Le valet de Sade, Nikolaj Frobenius



Après le dernier crâne et Madame, le valet… Et oui, encore Sade. Cet auteur à la vie et à la personnalité atypique me fascine, et je ne suis pas la seule dans ce cas si j’en crois la bibliographie, critique aussi bien que romanesque, qui lui est consacrée. Nikolaj Frobenius s’est bien informé à son sujet et, tout en prenant quelques libertés pour les besoins de l’intrigue, a représenté assez fidèlement le « divin marquis » selon les traits de sa biographie officielle. Homme de plaisir et de cour, gentilhomme plein de verve et d’à-propos, il souffrira beaucoup de ses enfermements successifs, en particulier ceux ordonnés par sa belle-mère par lettre de cachet, donc sans procès ni date de fin de condamnation. C’est ainsi qu’il s’aigrira et se radicalisera dans ses écrits, sans jamais avoir réalisé tout ce qu’il a décrit :
- J’ai beaucoup réfléchi dans ma pratique du libertinage, mais je n’ai pas mis toutes mes idées en application. C’est, voyez-vous, une condition de la création, qu’on apprenne à distinguer le récit et la réalité. Je ne suis certes pas un ange. Mais mes forfaits sont risibles au regard de ceux qui sont commis chaque jour par ceux qui nous gouvernent et qui organisent ce pays. [p. 224]

Le marquis de Sade, ainsi que l’indique le titre, n’est néanmoins pas le personnage principal de ce roman : celui qui l’est est bien plus terrible dans ses actes, au point qu’il est parvenu à horrifier son maître même. Il s’agit du valet de Sade, tour à tour nommé Latour, Martin Quiros ou président de Curval (Nikolaj Frobenius a ici réuni deux valets du marquis et l’un de ses personnages en un seul, afin de créer un nouvel être imaginaire aux côtés de Sade). Le lecteur suit son parcours de sa naissance à sa mort, avec un certain Parfum à l’esprit… Cette référence intertextuelle n’est jamais citée, mais est très présente à travers le personnage de Latour, qui se rapproche par bien des aspects de Jean-Baptiste Grenouille : son histoire est également celle d’un meurtrier à la recherche de ce qu’il ignore/ne possède pas (une odeur pour le personnage de Süskind, le sens de la douleur pour celui de Frobenius). Cet « handicap » semble de même le déshumaniser et l’empêcher de connaître la compassion et la morale (jusqu’à un certain point). Malgré l’horreur qu’il suscite, tant par lui-même que par sa recherche macabre de la source de la douleur, ce personnage est tout à fait fascinant et terriblement intelligent. En un certain sens, il interroge également les limites de la science : ses techniques sont discutables, mais lui ont permis de faire d’importantes découvertes scientifiques ; jusqu’où la science peut-elle aller ? est justement l’un des débats qui agite le 18e siècle des Lumières, dont ce Latour fictif est l’une des faces sombres.
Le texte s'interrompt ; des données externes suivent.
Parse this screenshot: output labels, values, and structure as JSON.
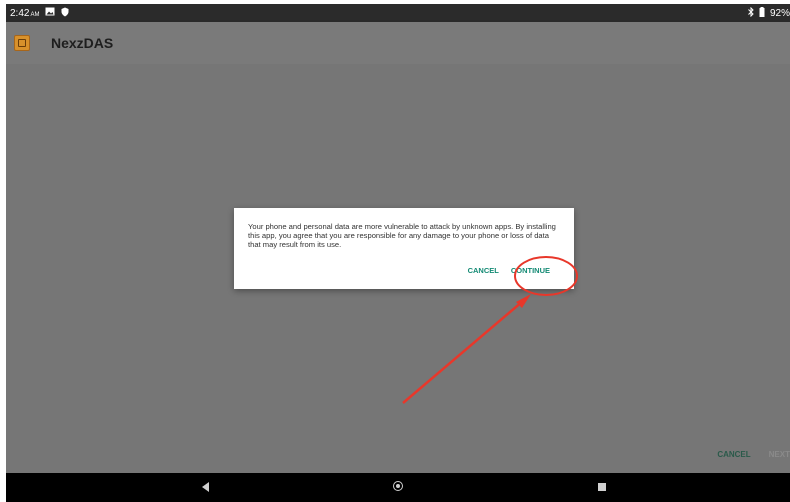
{
  "status_bar": {
    "time": "2:42",
    "ampm": "AM",
    "battery": "92%"
  },
  "app_bar": {
    "title": "NexzDAS"
  },
  "dialog": {
    "message": "Your phone and personal data are more vulnerable to attack by unknown apps. By installing this app, you agree that you are responsible for any damage to your phone or loss of data that may result from its use.",
    "cancel_label": "CANCEL",
    "continue_label": "CONTINUE"
  },
  "bottom_actions": {
    "cancel_label": "CANCEL",
    "next_label": "NEXT"
  },
  "colors": {
    "accent": "#138a74",
    "annotation": "#e8372a"
  },
  "icons": [
    "image-icon",
    "shield-icon",
    "bluetooth-icon",
    "battery-icon",
    "app-icon",
    "back-icon",
    "home-icon",
    "recents-icon"
  ]
}
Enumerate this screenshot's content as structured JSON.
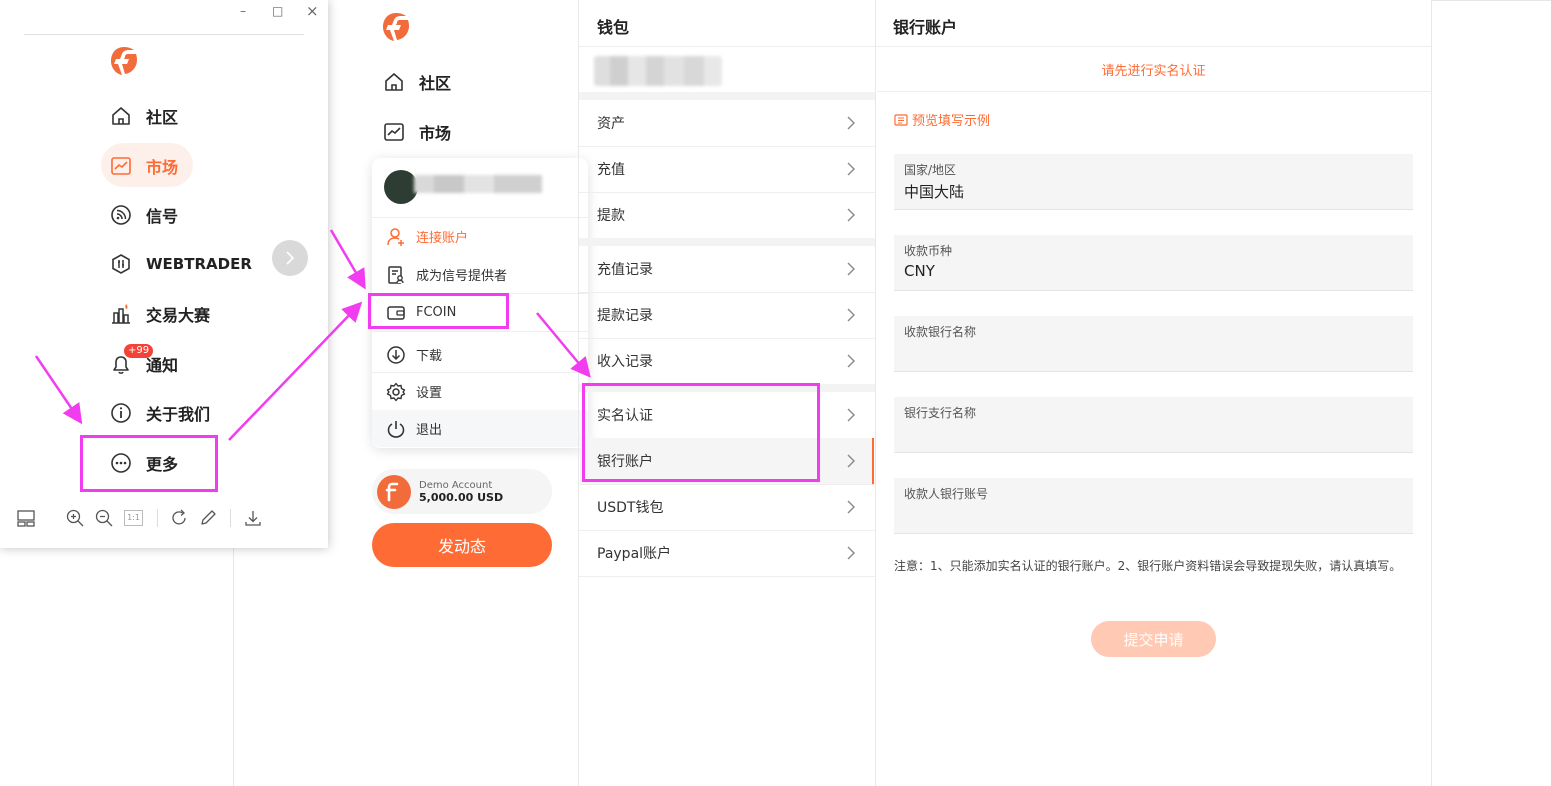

Au-delà de cette histoire et de ce personnage qui m’a fasciné, j’ai également beaucoup apprécié les choix narratifs de Nikolaj Frobenius : les chapitres alternent la narration à la troisième et à la première personne du singulier, de façon à modifier la distance prise vis-à-vis du meurtrier et à impliquer plus ou moins le lecteur. Le style varie de même entre longues phrases élégantes pour la narration générale et de courtes phrases, comme une respiration entrecoupée, qui traduit l’angoisse du personnage.
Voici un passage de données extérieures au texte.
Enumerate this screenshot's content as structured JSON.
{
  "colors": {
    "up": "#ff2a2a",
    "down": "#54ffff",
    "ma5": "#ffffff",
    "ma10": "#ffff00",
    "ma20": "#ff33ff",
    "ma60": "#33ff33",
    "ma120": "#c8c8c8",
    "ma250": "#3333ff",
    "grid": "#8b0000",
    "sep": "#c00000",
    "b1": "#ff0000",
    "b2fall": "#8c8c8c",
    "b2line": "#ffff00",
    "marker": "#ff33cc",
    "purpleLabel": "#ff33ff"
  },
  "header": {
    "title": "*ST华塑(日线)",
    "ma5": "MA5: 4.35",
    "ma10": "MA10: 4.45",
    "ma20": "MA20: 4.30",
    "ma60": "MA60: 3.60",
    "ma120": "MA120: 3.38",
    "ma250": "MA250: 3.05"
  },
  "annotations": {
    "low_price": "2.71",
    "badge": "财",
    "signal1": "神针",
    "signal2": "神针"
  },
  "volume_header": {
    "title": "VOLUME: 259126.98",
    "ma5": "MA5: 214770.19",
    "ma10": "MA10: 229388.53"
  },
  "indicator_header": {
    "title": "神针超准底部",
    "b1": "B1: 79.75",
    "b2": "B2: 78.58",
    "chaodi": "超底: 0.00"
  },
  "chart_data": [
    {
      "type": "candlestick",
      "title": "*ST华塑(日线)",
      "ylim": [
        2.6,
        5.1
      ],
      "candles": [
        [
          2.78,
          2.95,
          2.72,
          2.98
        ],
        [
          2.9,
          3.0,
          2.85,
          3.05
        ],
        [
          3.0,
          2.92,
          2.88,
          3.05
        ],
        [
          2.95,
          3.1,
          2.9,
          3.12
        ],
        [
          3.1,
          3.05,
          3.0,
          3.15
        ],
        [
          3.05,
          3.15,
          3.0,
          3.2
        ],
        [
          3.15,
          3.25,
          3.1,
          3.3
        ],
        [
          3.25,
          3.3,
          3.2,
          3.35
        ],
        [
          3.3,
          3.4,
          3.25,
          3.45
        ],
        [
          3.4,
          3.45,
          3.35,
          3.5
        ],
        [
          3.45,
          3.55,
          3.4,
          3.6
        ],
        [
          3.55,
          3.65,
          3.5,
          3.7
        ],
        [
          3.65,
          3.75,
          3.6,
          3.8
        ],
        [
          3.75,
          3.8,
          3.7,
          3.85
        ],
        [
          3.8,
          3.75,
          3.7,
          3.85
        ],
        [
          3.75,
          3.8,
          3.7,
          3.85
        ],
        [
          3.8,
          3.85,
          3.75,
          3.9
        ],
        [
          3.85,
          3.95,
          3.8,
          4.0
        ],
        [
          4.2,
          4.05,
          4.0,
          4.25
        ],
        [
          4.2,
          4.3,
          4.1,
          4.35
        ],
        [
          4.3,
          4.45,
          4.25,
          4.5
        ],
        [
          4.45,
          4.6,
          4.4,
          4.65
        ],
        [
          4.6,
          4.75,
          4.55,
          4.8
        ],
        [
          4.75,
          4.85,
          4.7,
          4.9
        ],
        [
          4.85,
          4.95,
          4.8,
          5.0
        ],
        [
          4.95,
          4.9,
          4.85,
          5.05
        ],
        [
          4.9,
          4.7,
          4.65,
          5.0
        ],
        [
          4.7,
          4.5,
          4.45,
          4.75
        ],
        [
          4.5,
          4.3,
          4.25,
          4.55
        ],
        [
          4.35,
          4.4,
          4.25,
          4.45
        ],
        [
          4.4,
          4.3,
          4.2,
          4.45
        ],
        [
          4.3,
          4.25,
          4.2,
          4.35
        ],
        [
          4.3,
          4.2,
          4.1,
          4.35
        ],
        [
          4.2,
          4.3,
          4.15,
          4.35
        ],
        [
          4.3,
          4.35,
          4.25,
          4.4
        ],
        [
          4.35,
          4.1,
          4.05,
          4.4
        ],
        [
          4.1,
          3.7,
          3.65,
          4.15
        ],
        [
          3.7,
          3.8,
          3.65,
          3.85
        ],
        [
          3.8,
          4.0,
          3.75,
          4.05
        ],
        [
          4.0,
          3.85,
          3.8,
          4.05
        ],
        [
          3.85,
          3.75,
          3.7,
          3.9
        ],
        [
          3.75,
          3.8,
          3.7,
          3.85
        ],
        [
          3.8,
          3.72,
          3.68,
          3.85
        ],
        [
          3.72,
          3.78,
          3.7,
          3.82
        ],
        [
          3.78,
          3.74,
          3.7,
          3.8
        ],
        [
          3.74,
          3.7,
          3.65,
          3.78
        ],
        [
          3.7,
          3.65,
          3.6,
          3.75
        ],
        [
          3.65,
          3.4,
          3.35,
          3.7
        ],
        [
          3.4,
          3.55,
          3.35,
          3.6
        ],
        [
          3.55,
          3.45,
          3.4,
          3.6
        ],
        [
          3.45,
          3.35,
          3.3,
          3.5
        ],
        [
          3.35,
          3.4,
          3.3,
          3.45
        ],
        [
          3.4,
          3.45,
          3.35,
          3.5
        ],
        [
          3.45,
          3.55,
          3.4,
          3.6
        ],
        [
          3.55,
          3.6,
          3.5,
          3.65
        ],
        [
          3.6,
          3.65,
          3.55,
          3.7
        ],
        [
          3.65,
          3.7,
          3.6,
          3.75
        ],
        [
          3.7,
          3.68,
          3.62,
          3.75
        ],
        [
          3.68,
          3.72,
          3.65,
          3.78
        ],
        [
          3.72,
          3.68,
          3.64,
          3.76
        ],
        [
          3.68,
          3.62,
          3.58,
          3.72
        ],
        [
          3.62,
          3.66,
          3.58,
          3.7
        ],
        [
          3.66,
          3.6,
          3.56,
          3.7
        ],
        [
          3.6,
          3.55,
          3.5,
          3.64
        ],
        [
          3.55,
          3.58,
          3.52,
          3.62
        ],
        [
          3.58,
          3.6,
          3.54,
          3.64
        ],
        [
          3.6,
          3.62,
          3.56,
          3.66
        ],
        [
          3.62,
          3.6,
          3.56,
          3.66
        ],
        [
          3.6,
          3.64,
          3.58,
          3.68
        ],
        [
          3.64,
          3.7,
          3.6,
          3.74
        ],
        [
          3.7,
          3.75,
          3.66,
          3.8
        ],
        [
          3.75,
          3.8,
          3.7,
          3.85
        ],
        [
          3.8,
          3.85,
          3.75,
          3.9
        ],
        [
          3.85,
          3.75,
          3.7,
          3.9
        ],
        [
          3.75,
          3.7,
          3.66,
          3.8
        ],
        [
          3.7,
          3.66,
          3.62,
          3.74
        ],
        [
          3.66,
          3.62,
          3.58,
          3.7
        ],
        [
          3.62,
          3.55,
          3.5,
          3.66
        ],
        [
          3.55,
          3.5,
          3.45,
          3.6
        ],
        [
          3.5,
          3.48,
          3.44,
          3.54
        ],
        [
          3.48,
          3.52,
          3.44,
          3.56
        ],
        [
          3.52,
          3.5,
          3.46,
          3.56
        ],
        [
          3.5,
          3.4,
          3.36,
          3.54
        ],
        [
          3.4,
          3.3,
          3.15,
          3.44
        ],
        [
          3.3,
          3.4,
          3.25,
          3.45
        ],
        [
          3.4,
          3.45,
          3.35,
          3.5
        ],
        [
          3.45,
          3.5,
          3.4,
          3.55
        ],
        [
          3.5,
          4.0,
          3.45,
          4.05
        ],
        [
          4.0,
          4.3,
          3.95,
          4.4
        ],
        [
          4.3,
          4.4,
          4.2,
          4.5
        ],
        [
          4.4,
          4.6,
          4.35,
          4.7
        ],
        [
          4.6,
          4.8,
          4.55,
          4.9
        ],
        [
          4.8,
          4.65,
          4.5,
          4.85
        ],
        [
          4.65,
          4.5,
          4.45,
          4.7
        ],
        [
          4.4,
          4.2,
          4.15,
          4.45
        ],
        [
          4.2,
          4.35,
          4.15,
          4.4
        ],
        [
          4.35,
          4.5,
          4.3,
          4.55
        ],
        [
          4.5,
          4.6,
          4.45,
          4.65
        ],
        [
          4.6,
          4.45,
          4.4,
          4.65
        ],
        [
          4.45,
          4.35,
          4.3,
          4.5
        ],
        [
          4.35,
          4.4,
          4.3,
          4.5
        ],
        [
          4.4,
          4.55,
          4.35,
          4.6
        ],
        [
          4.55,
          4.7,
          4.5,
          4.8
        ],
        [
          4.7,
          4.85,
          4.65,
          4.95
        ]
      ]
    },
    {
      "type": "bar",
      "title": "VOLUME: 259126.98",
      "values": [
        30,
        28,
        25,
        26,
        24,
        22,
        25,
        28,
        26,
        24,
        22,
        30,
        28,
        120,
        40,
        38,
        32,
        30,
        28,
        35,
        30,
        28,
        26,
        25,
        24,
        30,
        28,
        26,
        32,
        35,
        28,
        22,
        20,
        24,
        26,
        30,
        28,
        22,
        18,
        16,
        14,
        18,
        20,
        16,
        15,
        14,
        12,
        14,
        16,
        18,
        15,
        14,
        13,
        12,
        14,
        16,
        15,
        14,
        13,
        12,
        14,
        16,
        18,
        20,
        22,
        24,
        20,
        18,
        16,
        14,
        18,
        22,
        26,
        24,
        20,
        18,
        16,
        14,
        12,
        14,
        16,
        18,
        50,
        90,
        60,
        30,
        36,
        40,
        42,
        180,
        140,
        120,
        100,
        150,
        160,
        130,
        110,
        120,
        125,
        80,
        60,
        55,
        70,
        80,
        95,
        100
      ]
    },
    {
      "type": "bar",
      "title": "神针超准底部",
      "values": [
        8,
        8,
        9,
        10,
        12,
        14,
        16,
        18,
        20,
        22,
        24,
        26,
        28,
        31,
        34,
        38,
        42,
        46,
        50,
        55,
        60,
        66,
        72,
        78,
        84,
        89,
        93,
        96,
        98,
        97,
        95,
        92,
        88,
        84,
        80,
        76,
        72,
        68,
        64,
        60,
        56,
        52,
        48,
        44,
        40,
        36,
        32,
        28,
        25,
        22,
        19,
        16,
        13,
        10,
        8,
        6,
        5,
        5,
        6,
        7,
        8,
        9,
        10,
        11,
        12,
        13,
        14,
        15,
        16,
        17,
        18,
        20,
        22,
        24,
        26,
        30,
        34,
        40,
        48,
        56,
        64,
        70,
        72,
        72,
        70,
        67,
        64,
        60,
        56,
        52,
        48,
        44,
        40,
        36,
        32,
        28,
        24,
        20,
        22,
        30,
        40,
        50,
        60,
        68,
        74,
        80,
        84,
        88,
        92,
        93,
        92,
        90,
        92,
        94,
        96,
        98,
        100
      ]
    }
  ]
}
Un roman fascinant, dans la lignée du Parfum de Süskind, et une belle représentation sadienne.

[Nikolaj Frobenius, Le valet de Sade, trad. par Vincent Fournier, Arles, éd. Actes Sud, coll. Babel, 2000 / 1re publication : 1996 ; 1re traduction française : 1998]

10 commentaires:

  1. Du fait des nombreuses allusions que tu fais au Parfum, je passe mon tour!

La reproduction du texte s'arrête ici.